This is my first entry, and to be entirely honest I dont know what im doing.
Idk if ill write more, but still.
English isn't my first language, so please keep that in mind.
There's something so undeniably sorrowful about the eurpoean countryside that I can't quite explain.
When I look out the windows from my train, I see old stone buildings, with antiquated architecture that seam to cry a heavy murmur. That which, to my ears, sounds like a plea for arrasure.
I think europe, in its entirety of 44 countries, is sad. History is carved into its land, its people, its food and its lenguege. History that is dampened with the cry of hugry and tired citadins. History that carries the guilt of generations, which now forms the contemporary Europe. European people carry a leaden guilt that weighs down their soul and doesn't allow the freedom of a deep breath to settle in to them. It makes me sad.
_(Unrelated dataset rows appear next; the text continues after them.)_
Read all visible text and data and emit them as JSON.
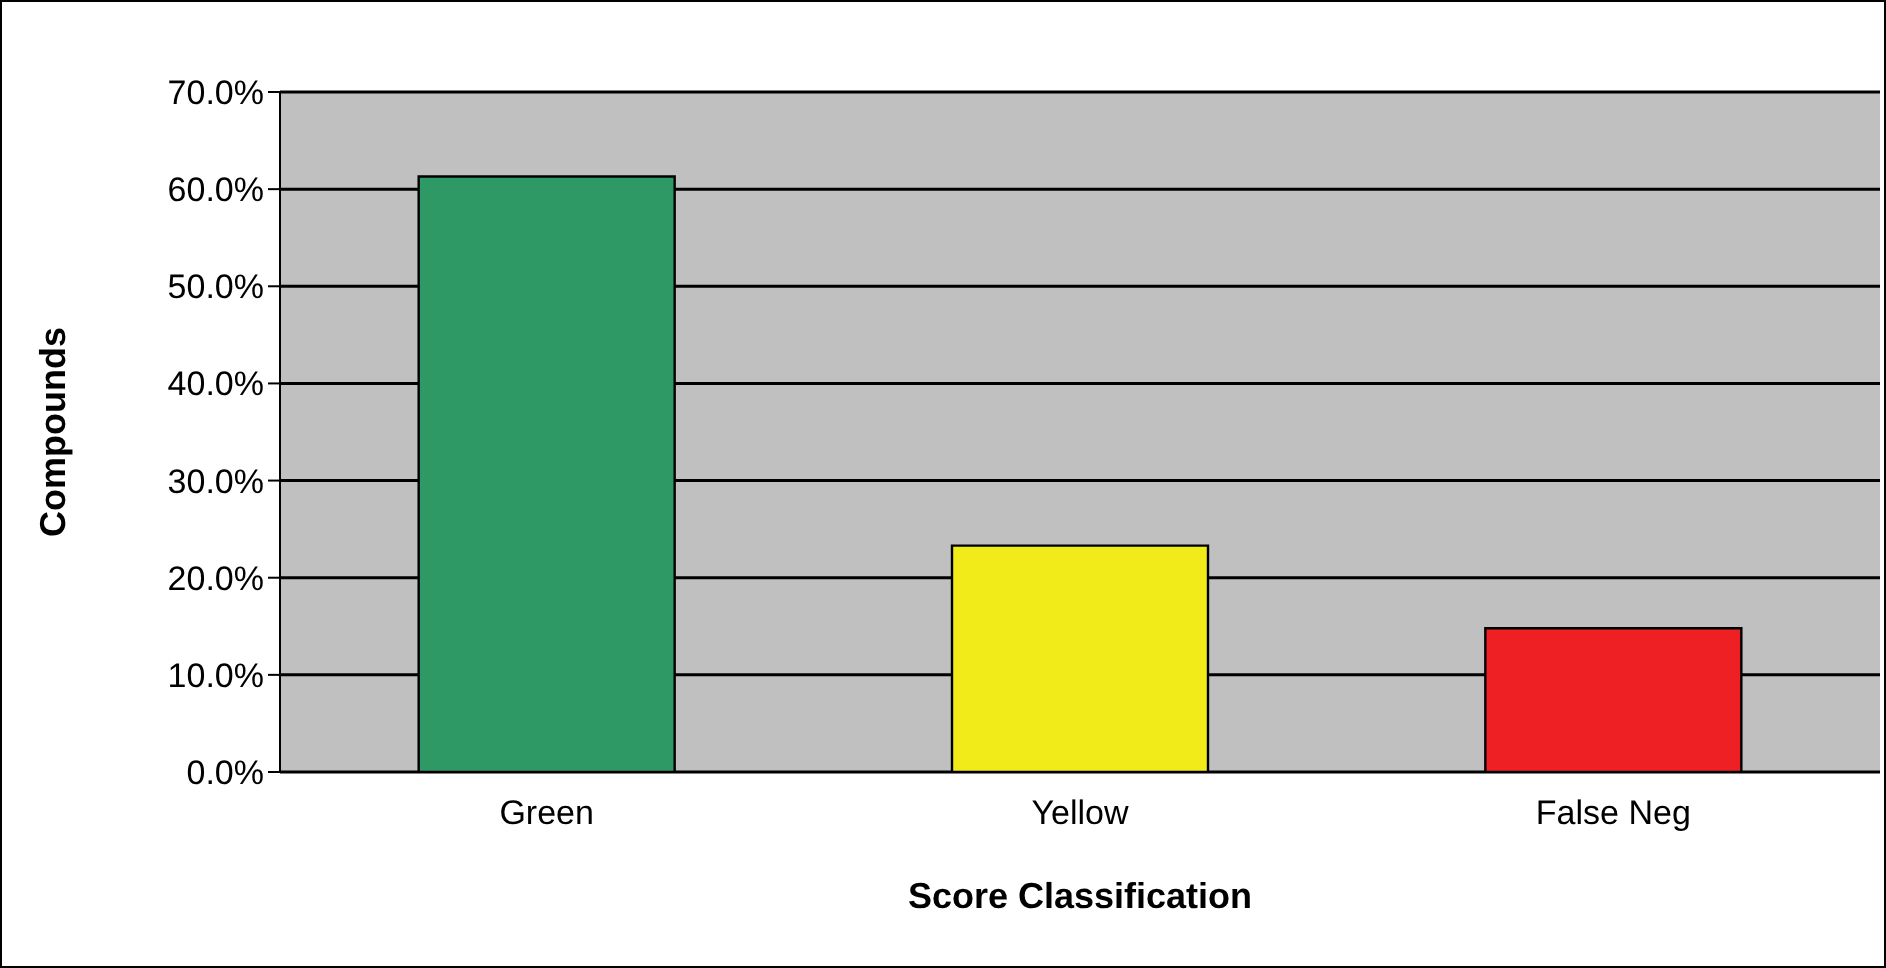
{
  "chart_data": {
    "type": "bar",
    "xlabel": "Score Classification",
    "ylabel": "Compounds",
    "categories": [
      "Green",
      "Yellow",
      "False Neg"
    ],
    "values": [
      61.3,
      23.3,
      14.8
    ],
    "colors": [
      "#2f9966",
      "#f2eb1a",
      "#ee2024"
    ],
    "ylim": [
      0,
      70
    ],
    "yticks": [
      {
        "value": 0,
        "label": "0.0%"
      },
      {
        "value": 10,
        "label": "10.0%"
      },
      {
        "value": 20,
        "label": "20.0%"
      },
      {
        "value": 30,
        "label": "30.0%"
      },
      {
        "value": 40,
        "label": "40.0%"
      },
      {
        "value": 50,
        "label": "50.0%"
      },
      {
        "value": 60,
        "label": "60.0%"
      },
      {
        "value": 70,
        "label": "70.0%"
      }
    ],
    "grid": "y"
  }
}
The hunger or its people planted its roots in the land far before any written record, and will continue to do so after those too, disappear.
The land becomes nostalgic with all that sentiment.
Europe is green, and damp. Its soil carries nostlgia to me, with Its old monuments, the shrinking "keeeeeeeeck" of the local train, unused and unchanged that stops at the smallest town down the northern coast of france, and which always reeks of old luggage. The plenitude of its green fields, sprinkled with white dots of sheep mowing at the grass. The stars reflected even during the day.
That surrowfulness i talked about earlier– its what becomes nostalgia. Europe to me will always be foreign, I am unaccountable in its plenitude, for I wasn't raised there, despite being born. And yet, the pressure of remembrance is still very present in my chest when I look out the window of that very same train, and as I look at the european countryside.
I crave for a place just like this that I can't seem to recall, one which I never quite knew, and yet I somehow remember. Maybe, just as the land carries the scars of pain and the metallic of blood, the people carry the memories of a Europe that once wasn't this tired.